Os pesquisadores estudaram particularmente a expressão gênica, em outras palavras, o quanto de cada gene estava sendo produzido nos neurônios de pacientes autistas e de indivíduos sem autismo. “Nós identificamos que um grupo de genes – cuja função está associada à neurotransmissão, à formação e regulação das sinapses – estava mais expresso (aumentado) nos neurônios dos pacientes autistas”.
Além disso, o grupo comparou esses resultados com os dados, publicados anteriormente, obtidos em estudos semelhantes feitos por outros times de cientistas, na maioria nos Estados Unidos, e observaram que a expressão desse conjunto de genes tem estado consistentemente presente de modo desregulado nos neurônios de pacientes autistas. Sejam os produzidos em laboratório ou neurônios do cérebro de pacientes falecidos doados para pesquisa.

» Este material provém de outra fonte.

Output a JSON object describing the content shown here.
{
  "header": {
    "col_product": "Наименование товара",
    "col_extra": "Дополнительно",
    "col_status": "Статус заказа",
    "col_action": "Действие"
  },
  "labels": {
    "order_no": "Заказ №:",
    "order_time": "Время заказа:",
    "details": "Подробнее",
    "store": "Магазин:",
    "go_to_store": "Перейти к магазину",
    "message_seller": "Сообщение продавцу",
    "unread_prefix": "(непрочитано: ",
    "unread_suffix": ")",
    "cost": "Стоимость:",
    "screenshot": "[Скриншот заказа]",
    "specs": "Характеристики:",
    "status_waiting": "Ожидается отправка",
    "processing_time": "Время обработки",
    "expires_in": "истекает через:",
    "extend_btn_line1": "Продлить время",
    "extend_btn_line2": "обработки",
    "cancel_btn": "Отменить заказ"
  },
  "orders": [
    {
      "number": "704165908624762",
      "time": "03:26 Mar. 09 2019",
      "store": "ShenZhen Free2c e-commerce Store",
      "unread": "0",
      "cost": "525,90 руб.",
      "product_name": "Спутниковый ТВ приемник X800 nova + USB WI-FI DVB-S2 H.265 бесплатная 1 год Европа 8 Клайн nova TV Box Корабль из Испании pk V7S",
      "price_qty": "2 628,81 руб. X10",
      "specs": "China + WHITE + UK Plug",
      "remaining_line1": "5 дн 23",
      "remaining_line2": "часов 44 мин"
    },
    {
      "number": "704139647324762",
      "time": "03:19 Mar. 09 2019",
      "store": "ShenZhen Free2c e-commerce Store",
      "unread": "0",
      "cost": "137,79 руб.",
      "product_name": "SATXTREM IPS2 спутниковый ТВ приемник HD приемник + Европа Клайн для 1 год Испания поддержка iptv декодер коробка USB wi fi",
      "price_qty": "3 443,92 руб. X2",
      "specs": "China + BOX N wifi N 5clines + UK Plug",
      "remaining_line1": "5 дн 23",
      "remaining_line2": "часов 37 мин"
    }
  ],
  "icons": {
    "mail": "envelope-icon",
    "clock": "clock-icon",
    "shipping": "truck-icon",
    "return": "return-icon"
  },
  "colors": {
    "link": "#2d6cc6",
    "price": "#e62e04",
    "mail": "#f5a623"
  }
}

“É Interessante também ressaltar que os neurônios produzidos em laboratório são muito mais parecidos com os de cérebro fetal do que os de cérebro adulto, o que demonstra que as alterações relacionadas ao autismo já estão presentes mesmo durante o período gestacional”, explica Dra. Maria Rita Passos-Bueno, professora da USP, coautora do estudo.

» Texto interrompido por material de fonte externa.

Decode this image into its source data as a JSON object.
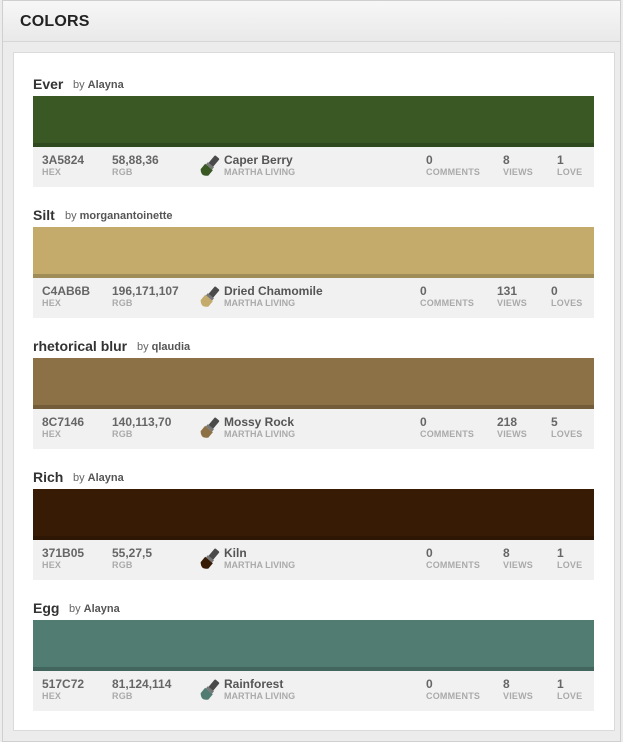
{
  "header": {
    "title": "COLORS"
  },
  "by_word": "by",
  "colors": [
    {
      "name": "Ever",
      "author": "Alayna",
      "swatch": "#3A5824",
      "hex": "3A5824",
      "hex_label": "HEX",
      "rgb": "58,88,36",
      "rgb_label": "RGB",
      "paint_name": "Caper Berry",
      "brand": "MARTHA LIVING",
      "comments": "0",
      "comments_label": "COMMENTS",
      "views": "8",
      "views_label": "VIEWS",
      "loves": "1",
      "loves_label": "LOVE",
      "icon": "paintbrush-icon"
    },
    {
      "name": "Silt",
      "author": "morganantoinette",
      "swatch": "#C4AB6B",
      "hex": "C4AB6B",
      "hex_label": "HEX",
      "rgb": "196,171,107",
      "rgb_label": "RGB",
      "paint_name": "Dried Chamomile",
      "brand": "MARTHA LIVING",
      "comments": "0",
      "comments_label": "COMMENTS",
      "views": "131",
      "views_label": "VIEWS",
      "loves": "0",
      "loves_label": "LOVES",
      "icon": "paintbrush-icon"
    },
    {
      "name": "rhetorical blur",
      "author": "qlaudia",
      "swatch": "#8C7146",
      "hex": "8C7146",
      "hex_label": "HEX",
      "rgb": "140,113,70",
      "rgb_label": "RGB",
      "paint_name": "Mossy Rock",
      "brand": "MARTHA LIVING",
      "comments": "0",
      "comments_label": "COMMENTS",
      "views": "218",
      "views_label": "VIEWS",
      "loves": "5",
      "loves_label": "LOVES",
      "icon": "paintbrush-icon"
    },
    {
      "name": "Rich",
      "author": "Alayna",
      "swatch": "#371B05",
      "hex": "371B05",
      "hex_label": "HEX",
      "rgb": "55,27,5",
      "rgb_label": "RGB",
      "paint_name": "Kiln",
      "brand": "MARTHA LIVING",
      "comments": "0",
      "comments_label": "COMMENTS",
      "views": "8",
      "views_label": "VIEWS",
      "loves": "1",
      "loves_label": "LOVE",
      "icon": "paintbrush-icon"
    },
    {
      "name": "Egg",
      "author": "Alayna",
      "swatch": "#517C72",
      "hex": "517C72",
      "hex_label": "HEX",
      "rgb": "81,124,114",
      "rgb_label": "RGB",
      "paint_name": "Rainforest",
      "brand": "MARTHA LIVING",
      "comments": "0",
      "comments_label": "COMMENTS",
      "views": "8",
      "views_label": "VIEWS",
      "loves": "1",
      "loves_label": "LOVE",
      "icon": "paintbrush-icon"
    }
  ]
}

Esses resultados sugerem que a análise do funcionamento desses genes em neurônios de pacientes produzidos em laboratório poderia servir como ferramenta para o diagnóstico de autismo. Mas, para que isso possa de fato se tornar um exame diagnóstico, ainda é necessário que se valide tal resultado em amostras maiores de pacientes e principalmente que se consiga reduzir o tempo, cerca de quatro meses, e o custo do processo, que ainda é muito alto.
Apesar dessas barreiras, as conclusões preliminares dessa investigação abrem perspectiva para o desenvolvimento de uma ferramenta diagnóstica que poderia ser usada até mesmo aos primeiros sinais clínicos, permitindo a realização de intervenções terapêuticas desde o início do desenvolvimento da criança. “Isso para o autismo já se mostrou ser de fundamental importância para um melhor prognóstico do paciente”, finaliza a Bióloga.
Ainda na opinião da pesquisadora, os próximos passos que a equipe de estudiosos gostaria de investir seriam encontrar protocolos mais rápidos para a produção de neurônios em laboratórios e verificar se essa é uma alteração (presença expressiva de um grupo de genes) exclusiva dos autistas.